By the 1890s, Black suffragists like Wells and Harper were forming their own organizations after being pushed out of their positions in the original, integrated organizations. White women continued to make accommodations for racist members, at the expense of their Black members, so in the last 20 years before the enactment of the Nineteenth amendment, there was very little interracial cooperation among suffragists.
That division had tragic consequences. Black women got the vote with White women – but – they were not protected from racist laws meant to suppress the votes of Black people. After the Nineteenth Amendment was ratified, most White women suffragists did not continue fighting to actually enable Black women to use their right to vote. Black women, fighting mostly alone, only won the necessary protections from racist laws that excluded them from their rightful franchise with the Voting Rights Act of 1965. For 45 years, the Black community continued to suffer horrific injustice as year after year, they were prevented from exercising their right to vote to make political changes. And the entire country suffered as we deprived ourselves of the full volume of Black voices and political contributions.

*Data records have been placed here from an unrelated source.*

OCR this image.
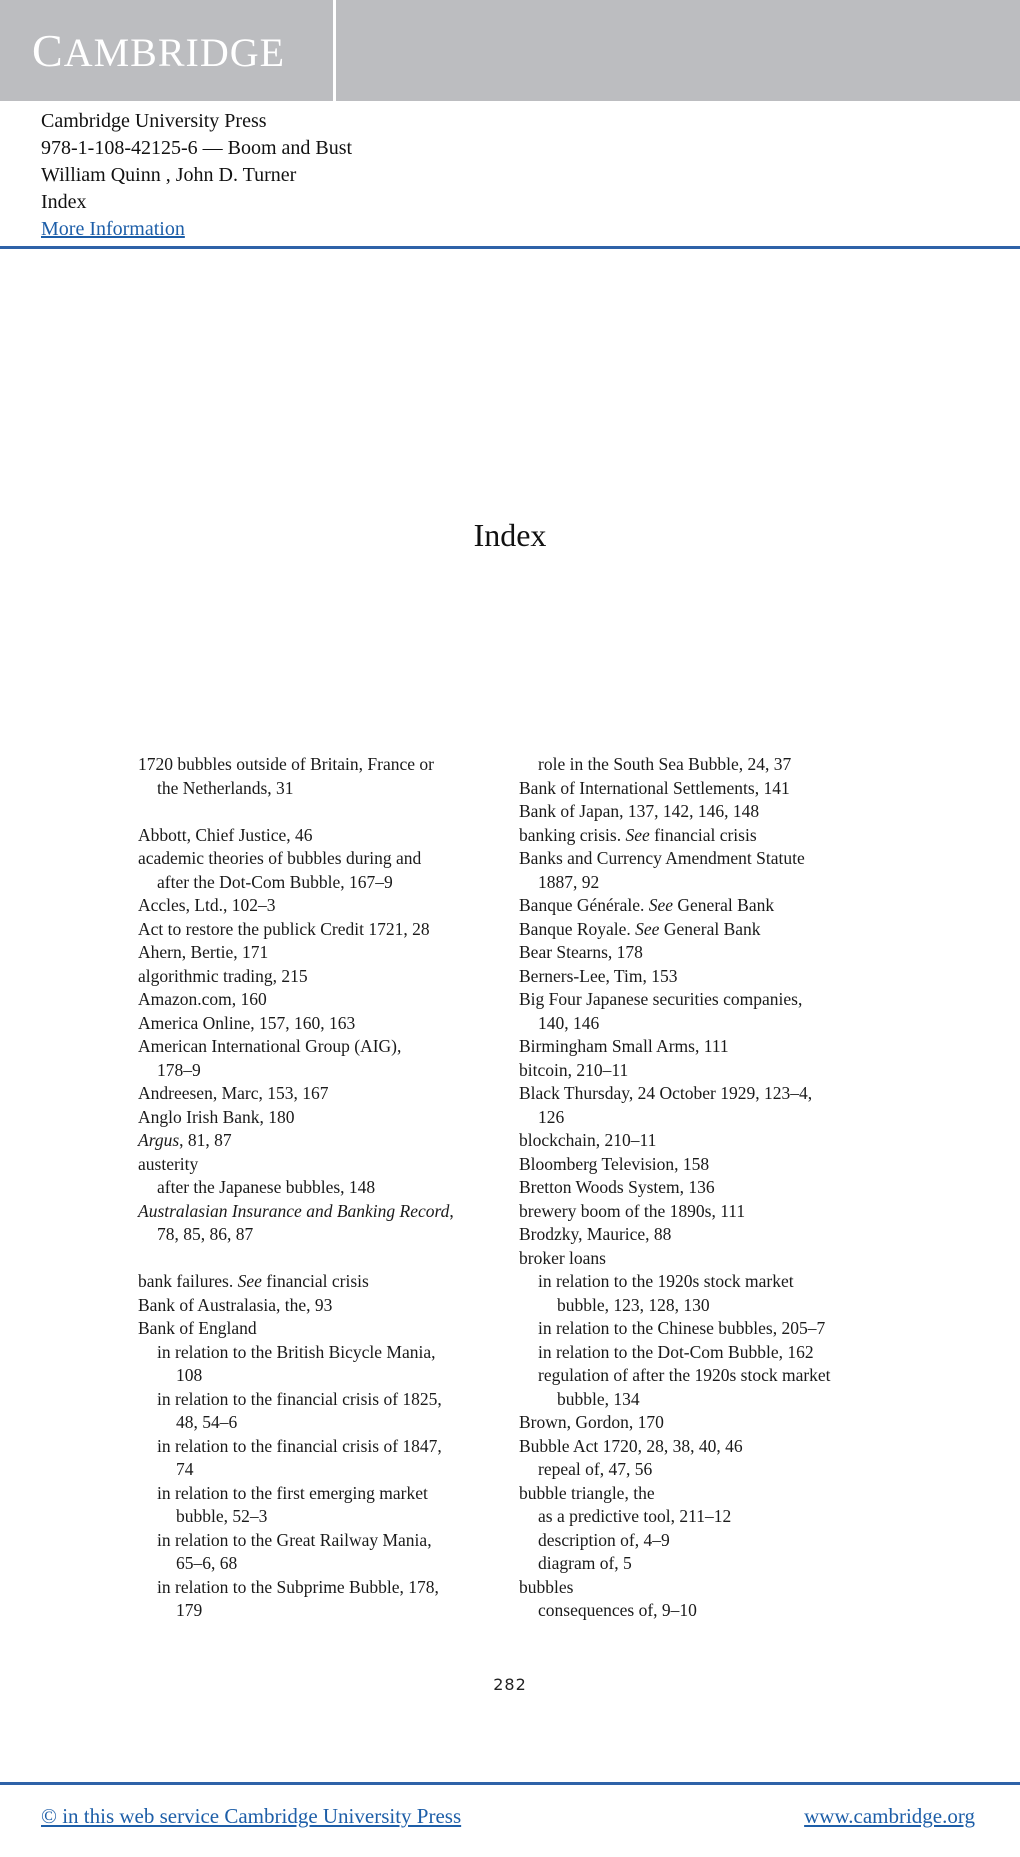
CAMBRIDGE
Cambridge University Press
978-1-108-42125-6 — Boom and Bust
William Quinn , John D. Turner
Index
More Information
Index
1720 bubbles outside of Britain, France or
the Netherlands, 31
Abbott, Chief Justice, 46
academic theories of bubbles during and
after the Dot-Com Bubble, 167–9
Accles, Ltd., 102–3
Act to restore the publick Credit 1721, 28
Ahern, Bertie, 171
algorithmic trading, 215
Amazon.com, 160
America Online, 157, 160, 163
American International Group (AIG),
178–9
Andreesen, Marc, 153, 167
Anglo Irish Bank, 180
Argus, 81, 87
austerity
after the Japanese bubbles, 148
Australasian Insurance and Banking Record,
78, 85, 86, 87
bank failures. See financial crisis
Bank of Australasia, the, 93
Bank of England
in relation to the British Bicycle Mania,
108
in relation to the financial crisis of 1825,
48, 54–6
in relation to the financial crisis of 1847,
74
in relation to the first emerging market
bubble, 52–3
in relation to the Great Railway Mania,
65–6, 68
in relation to the Subprime Bubble, 178,
179
role in the South Sea Bubble, 24, 37
Bank of International Settlements, 141
Bank of Japan, 137, 142, 146, 148
banking crisis. See financial crisis
Banks and Currency Amendment Statute
1887, 92
Banque Générale. See General Bank
Banque Royale. See General Bank
Bear Stearns, 178
Berners-Lee, Tim, 153
Big Four Japanese securities companies,
140, 146
Birmingham Small Arms, 111
bitcoin, 210–11
Black Thursday, 24 October 1929, 123–4,
126
blockchain, 210–11
Bloomberg Television, 158
Bretton Woods System, 136
brewery boom of the 1890s, 111
Brodzky, Maurice, 88
broker loans
in relation to the 1920s stock market
bubble, 123, 128, 130
in relation to the Chinese bubbles, 205–7
in relation to the Dot-Com Bubble, 162
regulation of after the 1920s stock market
bubble, 134
Brown, Gordon, 170
Bubble Act 1720, 28, 38, 40, 46
repeal of, 47, 56
bubble triangle, the
as a predictive tool, 211–12
description of, 4–9
diagram of, 5
bubbles
consequences of, 9–10
282
© in this web service Cambridge University Press	www.cambridge.org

It is the shame of White suffragists that they chose to garner political power by abandoning Black suffragists, thus rendering themselves unable to hear the needs of the Black community – unable to fight for an amendment that would have been actually usable by Black women.
The racism of Susan B. Anthony is that she chose women over Black people – sexism over racism – a choice made possible only because she believed in a false dichotomy that resulted in the exclusion of those who suffered at the axis of both forms of oppression (namely Black women). She chose to do whatever she had to do to develop solidarity with people in power – instead of remaining in solidarity with oppressed people. She oppressed people in order to (try to) get what she wanted.